Abstract To analyze the behavior of carbohydrates in the peanut plant (Arachis hypogea L.), changes in the sugar and starch contents were characterized in various parts of the plant throughout the growth stages and over the diurnal cycle. At the earlier growth stages, the contents of crude starch, fructose, and glucose in leaves, petioles, and stems remarkable decreased due to the rapid growth of the vegetative organs and formation of pods, while at the pod-enlarging stage, they remained at constantly high levels, suggesting that not all of the reserve pools of carbohydrates are utilized for seed formation. Compared with other sugars, a remarkably lower sucrose content remained in the leaves throughout the growth stages and over the diurnal cycles. However, the ratio of the content of sucrose to other sugars in each organ increased with the increase of the distance from leaves to roots. During the growth period and the diurnal cycle, the changes in the fructose content in leaves were similar to those of the sucrose content in stems. Furthermore, the fructose content in expanding leaves, fully expanded leaves, and petioles, respectively showed the most significant peak at 17:00 in the diurnal cycles.
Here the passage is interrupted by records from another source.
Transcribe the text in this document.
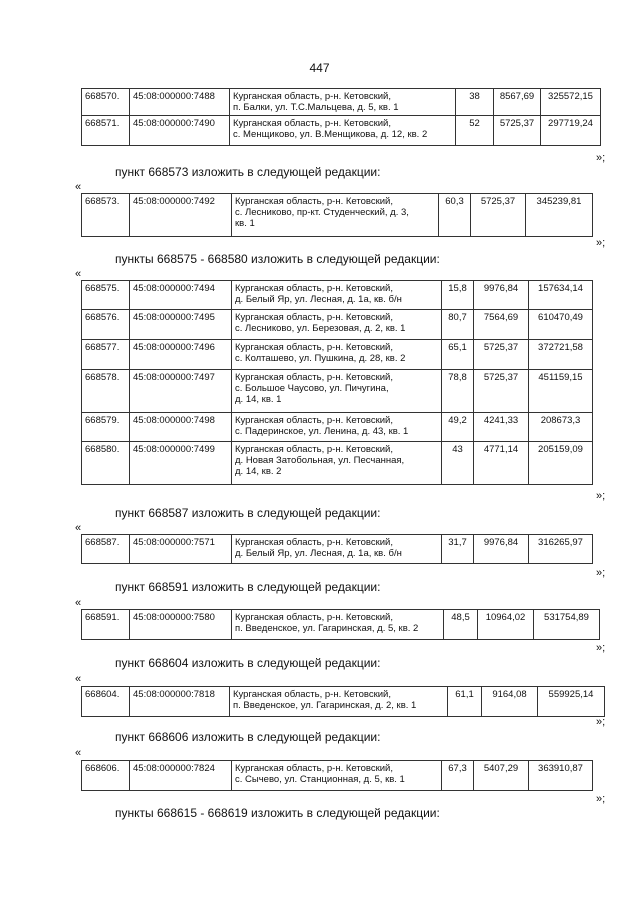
447
668570.	45:08:000000:7488	Курганская область, р-н. Кетовский,
п. Балки, ул. Т.С.Мальцева, д. 5, кв. 1	38	8567,69	325572,15
668571.	45:08:000000:7490	Курганская область, р-н. Кетовский,
с. Менщиково, ул. В.Менщикова, д. 12, кв. 2	52	5725,37	297719,24
»;
пункт 668573 изложить в следующей редакции:
«
668573.	45:08:000000:7492	Курганская область, р-н. Кетовский,
с. Лесниково, пр-кт. Студенческий, д. 3,
кв. 1	60,3	5725,37	345239,81
»;
пункты 668575 - 668580 изложить в следующей редакции:
«
668575.	45:08:000000:7494	Курганская область, р-н. Кетовский,
д. Белый Яр, ул. Лесная, д. 1а, кв. б/н	15,8	9976,84	157634,14
668576.	45:08:000000:7495	Курганская область, р-н. Кетовский,
с. Лесниково, ул. Березовая, д. 2, кв. 1	80,7	7564,69	610470,49
668577.	45:08:000000:7496	Курганская область, р-н. Кетовский,
с. Колташево, ул. Пушкина, д. 28, кв. 2	65,1	5725,37	372721,58
668578.	45:08:000000:7497	Курганская область, р-н. Кетовский,
с. Большое Чаусово, ул. Пичугина,
д. 14, кв. 1	78,8	5725,37	451159,15
668579.	45:08:000000:7498	Курганская область, р-н. Кетовский,
с. Падеринское, ул. Ленина, д. 43, кв. 1	49,2	4241,33	208673,3
668580.	45:08:000000:7499	Курганская область, р-н. Кетовский,
д. Новая Затобольная, ул. Песчанная,
д. 14, кв. 2	43	4771,14	205159,09
»;
пункт 668587 изложить в следующей редакции:
«
668587.	45:08:000000:7571	Курганская область, р-н. Кетовский,
д. Белый Яр, ул. Лесная, д. 1а, кв. б/н	31,7	9976,84	316265,97
»;
пункт 668591 изложить в следующей редакции:
«
668591.	45:08:000000:7580	Курганская область, р-н. Кетовский,
п. Введенское, ул. Гагаринская, д. 5, кв. 2	48,5	10964,02	531754,89
»;
пункт 668604 изложить в следующей редакции:
«
668604.	45:08:000000:7818	Курганская область, р-н. Кетовский,
п. Введенское, ул. Гагаринская, д. 2, кв. 1	61,1	9164,08	559925,14
»;
пункт 668606 изложить в следующей редакции:
«
668606.	45:08:000000:7824	Курганская область, р-н. Кетовский,
с. Сычево, ул. Станционная, д. 5, кв. 1	67,3	5407,29	363910,87
»;
пункты 668615 - 668619 изложить в следующей редакции:
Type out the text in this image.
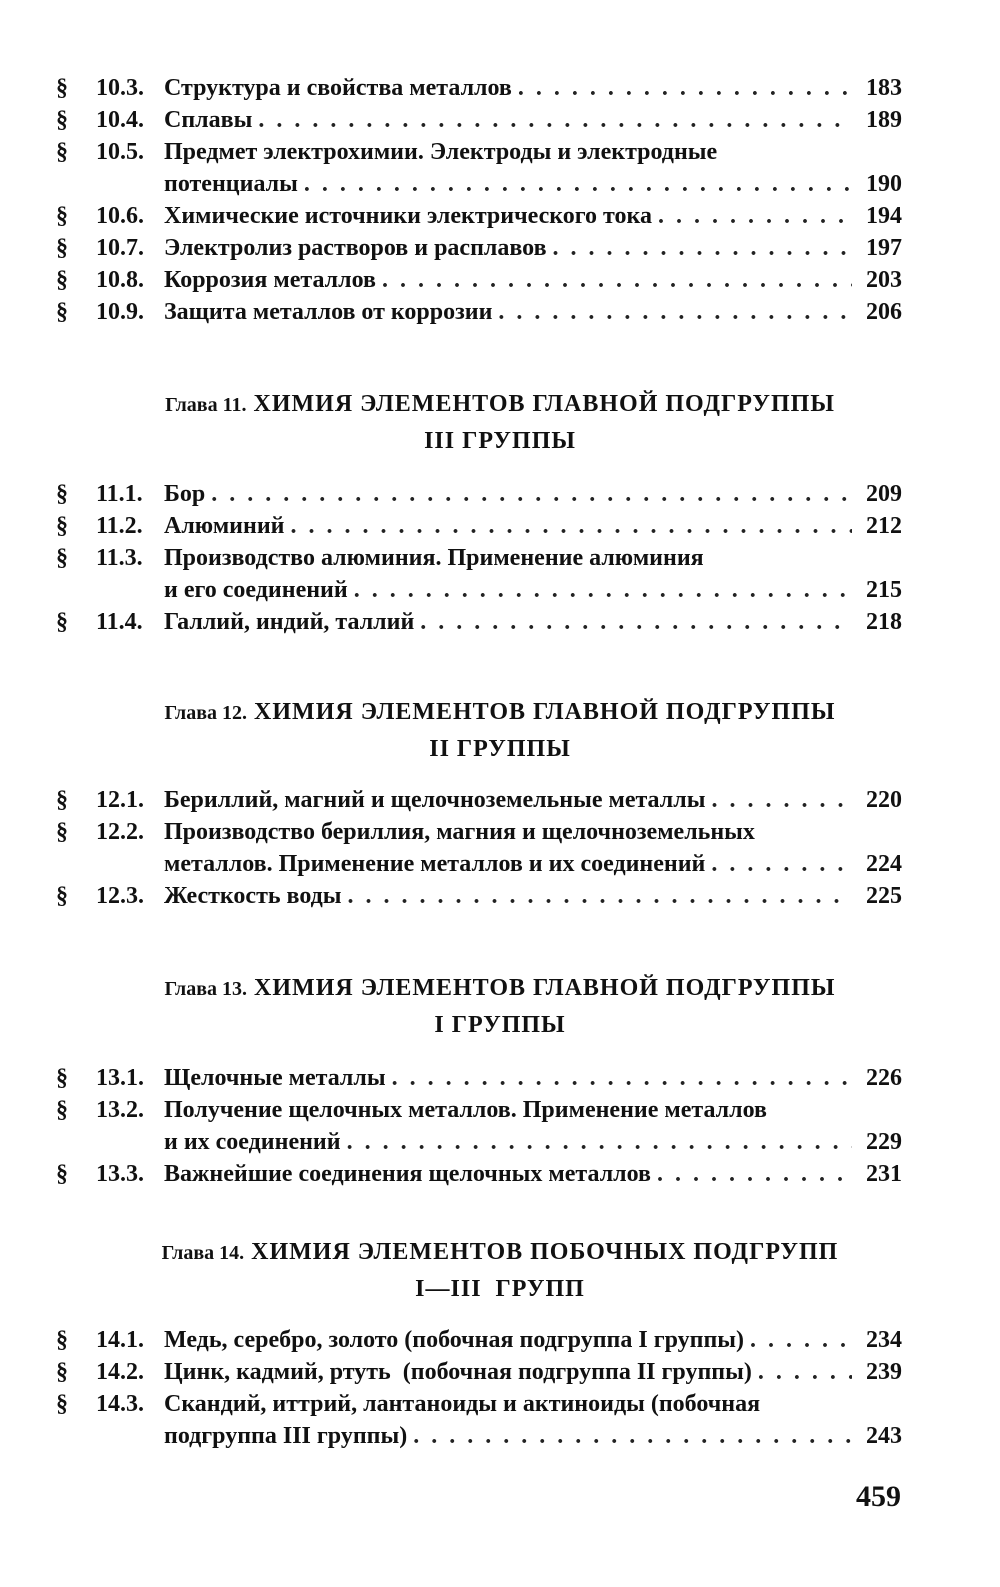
§	10.3. Структура и свойства металлов . . .	183
§	10.4. Сплавы . . .	189
§	10.5. Предмет электрохимии. Электроды и электродные
потенциалы . . .	190
§	10.6. Химические источники электрического тока . . .	194
§	10.7. Электролиз растворов и расплавов . . .	197
§	10.8. Коррозия металлов . . .	203
§	10.9. Защита металлов от коррозии . . .	206
Глава 11. ХИМИЯ ЭЛЕМЕНТОВ ГЛАВНОЙ ПОДГРУППЫ
III ГРУППЫ
§	11.1. Бор . . .	209
§	11.2. Алюминий . . .	212
§	11.3. Производство алюминия. Применение алюминия
и его соединений . . .	215
§	11.4. Галлий, индий, таллий . . .	218
Глава 12. ХИМИЯ ЭЛЕМЕНТОВ ГЛАВНОЙ ПОДГРУППЫ
II ГРУППЫ
§	12.1. Бериллий, магний и щелочноземельные металлы . . .	220
§	12.2. Производство бериллия, магния и щелочноземельных
металлов. Применение металлов и их соединений . . .	224
§	12.3. Жесткость воды . . .	225
Глава 13. ХИМИЯ ЭЛЕМЕНТОВ ГЛАВНОЙ ПОДГРУППЫ
I ГРУППЫ
§	13.1. Щелочные металлы . . .	226
§	13.2. Получение щелочных металлов. Применение металлов
и их соединений . . .	229
§	13.3. Важнейшие соединения щелочных металлов . . .	231
Глава 14. ХИМИЯ ЭЛЕМЕНТОВ ПОБОЧНЫХ ПОДГРУПП
I—III  ГРУПП
§	14.1. Медь, серебро, золото (побочная подгруппа I группы) . . .	234
§	14.2. Цинк, кадмий, ртуть  (побочная подгруппа II группы) . . .	239
§	14.3. Скандий, иттрий, лантаноиды и актиноиды (побочная
подгруппа III группы) . . .	243
459
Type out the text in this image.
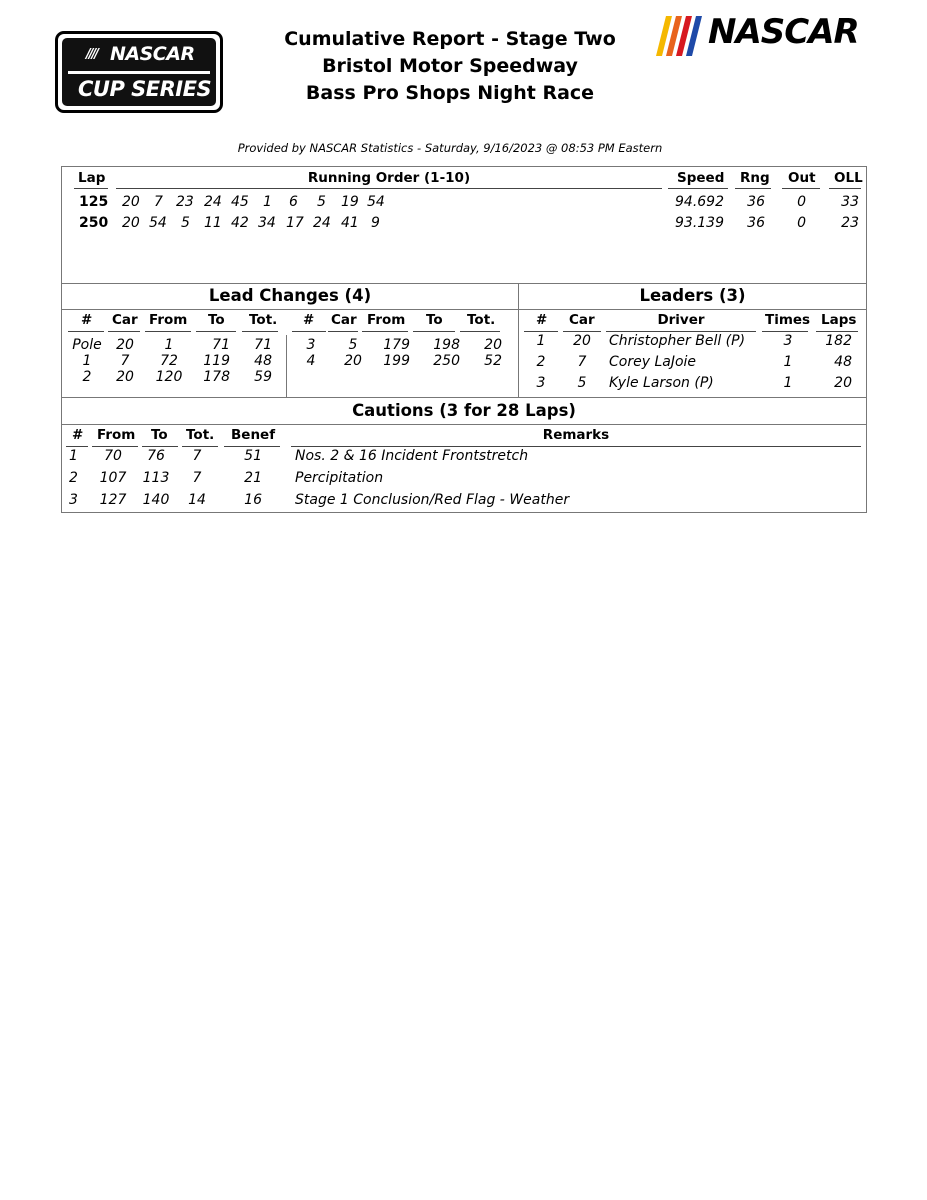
//// NASCAR
CUP SERIES
NASCAR
Cumulative Report - Stage Two
Bristol Motor Speedway
Bass Pro Shops Night Race
Provided by NASCAR Statistics - Saturday, 9/16/2023 @ 08:53 PM Eastern
Lap	Running Order (1-10)	Speed Rng Out OLL
125 20 7 23 24 45 1 6 5 19 54	94.692	36	0	33
250 20 54 5 11 42 34 17 24 41 9	93.139	36	0	23
Lead Changes (4)
# Car From To Tot. # Car From To Tot.
Pole	20	1	71	71
1	7	72	119	48
2	20	120	178	59
3	5	179	198	20
4	20	199	250	52
Leaders (3)
# Car	Driver	Times Laps
1	20	Christopher Bell (P)	3	182
2	7	Corey LaJoie	1	48
3	5	Kyle Larson (P)	1	20
Cautions (3 for 28 Laps)
# From To Tot. Benef	Remarks
1	70	76	7	51 Nos. 2 & 16 Incident Frontstretch
2	107	113	7	21 Percipitation
3	127	140	14	16 Stage 1 Conclusion/Red Flag - Weather
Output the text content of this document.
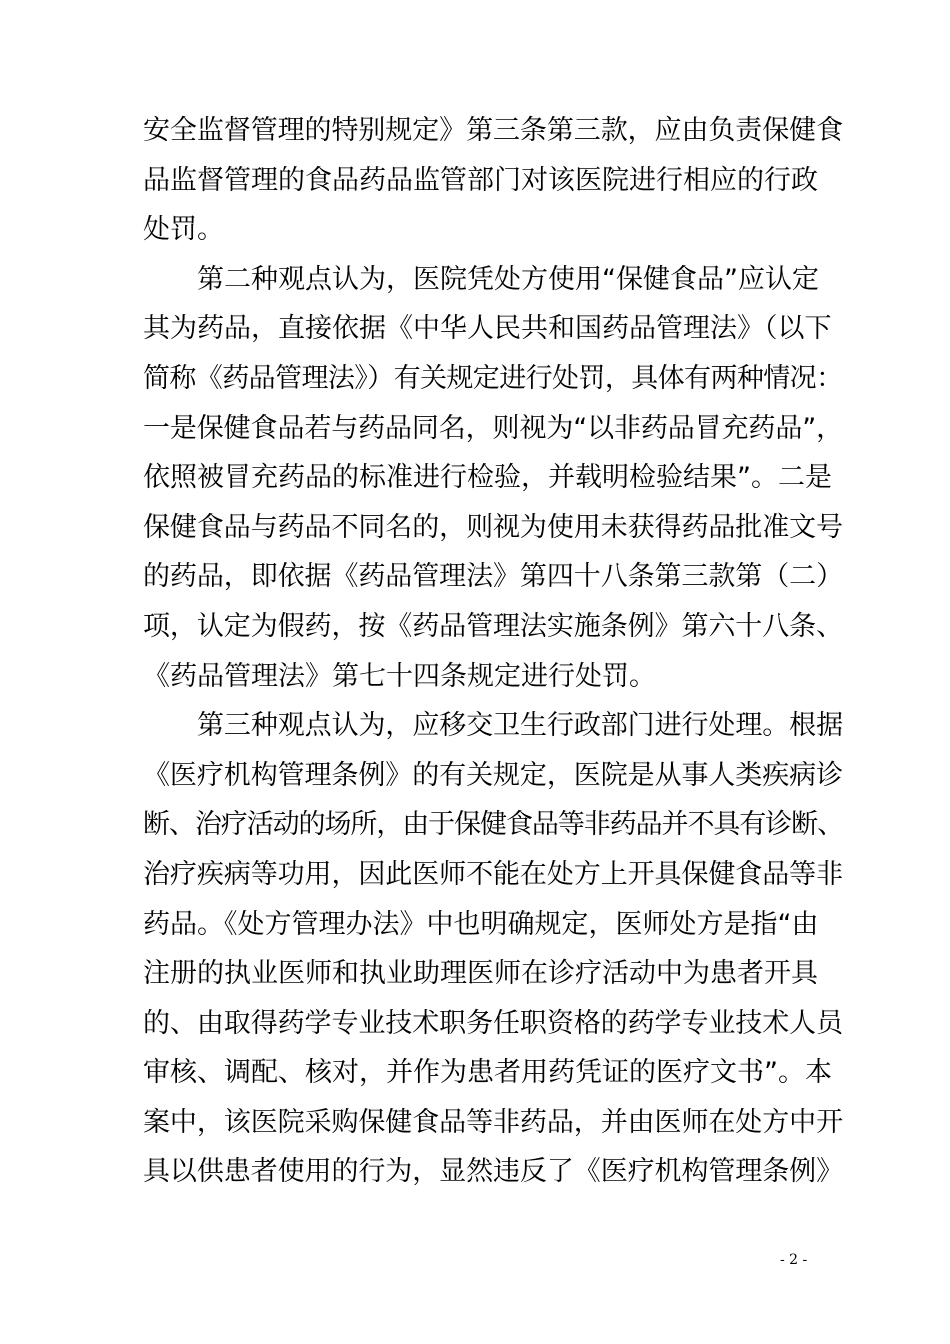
安全监督管理的特别规定》第三条第三款，应由负责保健食
品监督管理的食品药品监管部门对该医院进行相应的行政
处罚。
第二种观点认为，医院凭处方使用“保健食品”应认定
其为药品，直接依据《中华人民共和国药品管理法》（以下
简称《药品管理法》）有关规定进行处罚，具体有两种情况：
一是保健食品若与药品同名，则视为“以非药品冒充药品”，
依照被冒充药品的标准进行检验，并载明检验结果”。二是
保健食品与药品不同名的，则视为使用未获得药品批准文号
的药品，即依据《药品管理法》第四十八条第三款第（二）
项，认定为假药，按《药品管理法实施条例》第六十八条、
《药品管理法》第七十四条规定进行处罚。
第三种观点认为，应移交卫生行政部门进行处理。根据
《医疗机构管理条例》的有关规定，医院是从事人类疾病诊
断、治疗活动的场所，由于保健食品等非药品并不具有诊断、
治疗疾病等功用，因此医师不能在处方上开具保健食品等非
药品。《处方管理办法》中也明确规定，医师处方是指“由
注册的执业医师和执业助理医师在诊疗活动中为患者开具
的、由取得药学专业技术职务任职资格的药学专业技术人员
审核、调配、核对，并作为患者用药凭证的医疗文书”。本
案中，该医院采购保健食品等非药品，并由医师在处方中开
具以供患者使用的行为，显然违反了《医疗机构管理条例》
- 2 -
During constant darkness, the fructose content in expanding leaves and the sucrose content in stems continued to display the pattern of a diurnal cycle, while the fructose and glucose contents in fully expanded leaves decreased slightly. The predominant sugar in the gynophore sap was inositol, followed by fructose and glucose, while the sucrose content was lower. This composition of sugars in the sap was consistent with that of the leaves, but different from that of fruits in which sucrose was the main sugar. These results suggest that the exported form of photoassimilates from the leaves may be fructose, and not sucrose; that sucrose may be synthesized in the stems, roots, and pods; and that inositol may play an important role in the growth of the peanut plant.